This post is from Anna Iglitzin on the Montgomery Spring Break trip, a sophomore feb at Middlebury College.
I want to start by saying that I am disastrously bad with names. When I meet new people, as I have been on this trip, I make it a point to tell people how bad I am at remembering names, so that they won’t feel offended when I inevitably avoid referring to them by name. As much as I pass off my forgetfulness in a joking manner, it actually deeply upsets me that I can care so much about my relationships with people but so easily forget the first thing that they say to me.
Sure, people’s names in no way encompass the true complexity of individuals, but in the absence of other information about someone, his/her name is a necessary component of connecting with them. Names are often deeply tied to people’s identity: they reflect roots, family, and often personal stories. Most importantly, names are what make us human.
Imagine if we were all known by social security numbers. In referring to one another, we would harken back not to personal stories about our grandmothers or a favorite literary character of our parents’, but to the order in which we were registered into a system.
This is what happened to inmates of concentration camps during the Holocaust. As part of the process of dehumanization, the Nazis referred to inmates by numbers in place of names. Although this may seem to be one of the less viscerally abhorrent ways that Nazis treated Jews and other minorities, assigning numbers to people in lieu of names deliberately took away an element of the inmates’ humanity.
Walking through the Civil Rights Memorial Center this morning, I was re-reminded about the power of names as I reflected on the similarities between the memorial and Yad Vashem, the Holocaust memorial in Israel. Both memorials seek to commemorate individuals who lost their lives and are very focused on the power of names and faces in allowing people to engage tangibly with history.
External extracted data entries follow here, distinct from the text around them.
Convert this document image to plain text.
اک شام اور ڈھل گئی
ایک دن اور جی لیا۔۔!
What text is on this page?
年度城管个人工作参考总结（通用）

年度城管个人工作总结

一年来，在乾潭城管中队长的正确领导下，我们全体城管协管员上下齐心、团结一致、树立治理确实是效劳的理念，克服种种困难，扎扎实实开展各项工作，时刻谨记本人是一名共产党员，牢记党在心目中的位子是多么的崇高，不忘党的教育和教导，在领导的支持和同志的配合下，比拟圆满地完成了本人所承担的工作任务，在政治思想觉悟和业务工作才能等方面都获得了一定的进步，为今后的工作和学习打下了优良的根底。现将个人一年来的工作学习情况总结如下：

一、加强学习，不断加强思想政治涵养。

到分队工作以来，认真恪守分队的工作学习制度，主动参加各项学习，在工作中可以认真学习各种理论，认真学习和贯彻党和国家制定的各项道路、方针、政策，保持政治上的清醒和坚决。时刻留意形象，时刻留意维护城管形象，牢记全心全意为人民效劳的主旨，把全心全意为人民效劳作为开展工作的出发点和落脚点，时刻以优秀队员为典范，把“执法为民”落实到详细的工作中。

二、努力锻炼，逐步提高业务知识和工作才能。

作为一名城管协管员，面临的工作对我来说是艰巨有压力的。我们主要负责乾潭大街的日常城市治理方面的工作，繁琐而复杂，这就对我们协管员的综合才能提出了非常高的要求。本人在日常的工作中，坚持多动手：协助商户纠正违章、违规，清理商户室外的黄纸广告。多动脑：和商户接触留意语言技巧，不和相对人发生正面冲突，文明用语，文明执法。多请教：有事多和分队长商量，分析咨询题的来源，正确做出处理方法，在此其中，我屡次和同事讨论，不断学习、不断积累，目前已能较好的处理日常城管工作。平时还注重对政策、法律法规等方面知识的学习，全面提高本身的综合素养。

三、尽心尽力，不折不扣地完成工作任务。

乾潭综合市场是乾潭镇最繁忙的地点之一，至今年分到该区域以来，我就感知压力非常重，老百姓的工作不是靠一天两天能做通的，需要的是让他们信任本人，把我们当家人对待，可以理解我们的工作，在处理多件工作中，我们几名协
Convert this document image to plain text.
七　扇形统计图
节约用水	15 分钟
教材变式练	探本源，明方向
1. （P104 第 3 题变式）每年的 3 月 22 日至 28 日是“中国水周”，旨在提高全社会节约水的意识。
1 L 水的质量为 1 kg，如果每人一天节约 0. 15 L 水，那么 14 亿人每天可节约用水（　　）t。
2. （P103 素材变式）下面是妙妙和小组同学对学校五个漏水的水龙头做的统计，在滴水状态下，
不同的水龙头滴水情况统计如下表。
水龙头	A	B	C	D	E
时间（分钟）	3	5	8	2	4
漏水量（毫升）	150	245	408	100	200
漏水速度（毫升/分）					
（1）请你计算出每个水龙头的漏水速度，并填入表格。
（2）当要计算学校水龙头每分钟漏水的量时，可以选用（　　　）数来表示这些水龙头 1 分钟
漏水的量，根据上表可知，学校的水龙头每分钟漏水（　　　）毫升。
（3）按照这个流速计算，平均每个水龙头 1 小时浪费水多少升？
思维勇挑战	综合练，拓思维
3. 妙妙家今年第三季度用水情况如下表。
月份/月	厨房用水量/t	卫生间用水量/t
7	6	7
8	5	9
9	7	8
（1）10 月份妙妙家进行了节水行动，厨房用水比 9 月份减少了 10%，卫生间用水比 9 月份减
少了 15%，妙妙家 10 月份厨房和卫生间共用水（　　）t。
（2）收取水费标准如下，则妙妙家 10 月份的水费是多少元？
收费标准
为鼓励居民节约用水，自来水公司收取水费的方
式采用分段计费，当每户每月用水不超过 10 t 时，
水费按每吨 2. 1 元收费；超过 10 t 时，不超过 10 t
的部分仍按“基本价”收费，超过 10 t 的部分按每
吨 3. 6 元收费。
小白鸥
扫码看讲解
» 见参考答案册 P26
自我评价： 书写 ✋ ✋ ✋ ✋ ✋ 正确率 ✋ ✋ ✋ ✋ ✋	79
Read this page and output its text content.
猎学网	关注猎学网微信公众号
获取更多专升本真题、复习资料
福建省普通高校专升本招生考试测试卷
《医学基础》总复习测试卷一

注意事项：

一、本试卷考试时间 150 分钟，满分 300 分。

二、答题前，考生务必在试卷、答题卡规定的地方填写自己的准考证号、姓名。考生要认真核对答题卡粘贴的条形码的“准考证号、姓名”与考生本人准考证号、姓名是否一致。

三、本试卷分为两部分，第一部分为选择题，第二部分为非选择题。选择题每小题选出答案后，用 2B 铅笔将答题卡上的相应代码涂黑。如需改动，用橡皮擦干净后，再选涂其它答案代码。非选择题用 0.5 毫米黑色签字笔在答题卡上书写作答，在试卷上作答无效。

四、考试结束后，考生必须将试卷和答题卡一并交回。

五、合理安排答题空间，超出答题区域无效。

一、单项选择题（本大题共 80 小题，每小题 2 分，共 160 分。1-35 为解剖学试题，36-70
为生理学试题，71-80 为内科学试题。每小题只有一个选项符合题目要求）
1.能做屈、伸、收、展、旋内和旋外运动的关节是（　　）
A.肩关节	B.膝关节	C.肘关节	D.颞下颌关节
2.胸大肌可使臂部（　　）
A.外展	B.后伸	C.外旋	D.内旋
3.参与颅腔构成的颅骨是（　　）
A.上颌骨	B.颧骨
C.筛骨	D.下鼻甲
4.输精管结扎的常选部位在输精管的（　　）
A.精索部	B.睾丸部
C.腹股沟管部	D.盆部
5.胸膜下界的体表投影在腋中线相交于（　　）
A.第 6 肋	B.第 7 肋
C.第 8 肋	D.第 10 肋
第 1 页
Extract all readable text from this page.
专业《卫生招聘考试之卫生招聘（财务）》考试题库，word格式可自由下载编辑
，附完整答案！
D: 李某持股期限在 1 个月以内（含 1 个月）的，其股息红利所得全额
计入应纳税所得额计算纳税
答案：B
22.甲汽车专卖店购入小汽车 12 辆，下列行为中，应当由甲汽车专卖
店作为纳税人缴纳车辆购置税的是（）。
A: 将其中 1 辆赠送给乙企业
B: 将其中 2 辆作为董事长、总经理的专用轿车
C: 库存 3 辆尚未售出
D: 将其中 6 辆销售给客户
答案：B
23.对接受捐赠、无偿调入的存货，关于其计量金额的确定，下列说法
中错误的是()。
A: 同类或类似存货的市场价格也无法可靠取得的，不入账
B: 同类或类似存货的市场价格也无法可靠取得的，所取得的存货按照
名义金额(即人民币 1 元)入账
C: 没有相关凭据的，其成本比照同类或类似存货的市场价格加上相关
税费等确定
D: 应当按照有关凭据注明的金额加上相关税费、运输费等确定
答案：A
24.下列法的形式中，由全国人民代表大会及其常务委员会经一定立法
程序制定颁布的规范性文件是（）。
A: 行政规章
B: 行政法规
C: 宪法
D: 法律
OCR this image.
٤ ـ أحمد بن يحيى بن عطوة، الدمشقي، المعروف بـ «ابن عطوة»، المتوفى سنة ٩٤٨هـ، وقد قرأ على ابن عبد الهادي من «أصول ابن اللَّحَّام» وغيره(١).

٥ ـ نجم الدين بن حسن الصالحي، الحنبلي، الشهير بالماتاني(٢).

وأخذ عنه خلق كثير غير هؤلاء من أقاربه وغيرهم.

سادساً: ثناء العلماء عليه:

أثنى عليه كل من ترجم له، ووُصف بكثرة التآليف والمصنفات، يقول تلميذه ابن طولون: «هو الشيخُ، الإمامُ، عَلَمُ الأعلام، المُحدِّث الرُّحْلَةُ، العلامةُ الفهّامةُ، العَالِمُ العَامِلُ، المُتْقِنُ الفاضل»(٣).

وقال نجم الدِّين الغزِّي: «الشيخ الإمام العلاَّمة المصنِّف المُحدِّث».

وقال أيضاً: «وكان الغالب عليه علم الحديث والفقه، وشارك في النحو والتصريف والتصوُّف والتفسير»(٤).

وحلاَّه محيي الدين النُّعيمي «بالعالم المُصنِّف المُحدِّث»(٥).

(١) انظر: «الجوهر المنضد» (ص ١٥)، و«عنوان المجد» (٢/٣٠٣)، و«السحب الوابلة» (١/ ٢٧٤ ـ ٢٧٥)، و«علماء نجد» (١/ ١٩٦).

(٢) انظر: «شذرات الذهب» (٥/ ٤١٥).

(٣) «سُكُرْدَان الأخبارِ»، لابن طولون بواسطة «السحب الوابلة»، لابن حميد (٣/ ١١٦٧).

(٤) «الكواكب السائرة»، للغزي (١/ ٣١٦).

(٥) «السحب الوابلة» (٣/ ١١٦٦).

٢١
The Hall of Names, which is the final room at Yad Vashem, displays what the museum has collected about the individuals who perished during the Holocaust, including parts of personal biographies as well as images. This is not at all unlike the first room of the Civil Rights Memorial Center where images and plaques describe victims of racism and bigotry. There are spaces on the walls in the Hall of Names that are still blank, leaving room for more personal stories to be revealed, which I see as a very similar style to the space Maya Lin left between the dates on the memorial she erected outside the center.
What most significantly unifies these two memorials in my mind is all the names that I can’t remember, even as they are clearly the most important, and heart-wrenching element of both memorials. When all other records of a person are gone, a name can serve as the entryway into discovering more. Knowing a name signifies one’s intention to know a story. So if I don’t remember any of the names of the martyrs that the Civil Rights Memorial Center chose to commemorate, how can I engage with those individual stories?
But maybe it’s not always about engaging with individual stories. I prefaced my reflections by mentioning that I am particularly bad with names, but I have never been accused of not feeling things deeply enough. So yes, I do not remember most names of people who died during the Holocaust or during the fight for civil rights. I did, however, walk out of both memorials with a feeling of the terrifying scale of atrocity. I feel sorrow, frustration, a deeper understanding of what so many people in this country fought for fifty years ago and continue to fight for today, and, most importantly, the drive to continue learning.
Even as there is a power in names, there is also just as important a power in a continued persistence in learning. As long as I keep asking people for their names, no matter how many times I ask and how embarrassed I am, I am continuing to engage, to think, and to process, in the same way that I was empowered to begin thinking today by the Civil Rights Memorial Center, in a way that I will hopefully exercise for the rest of this trip and beyond.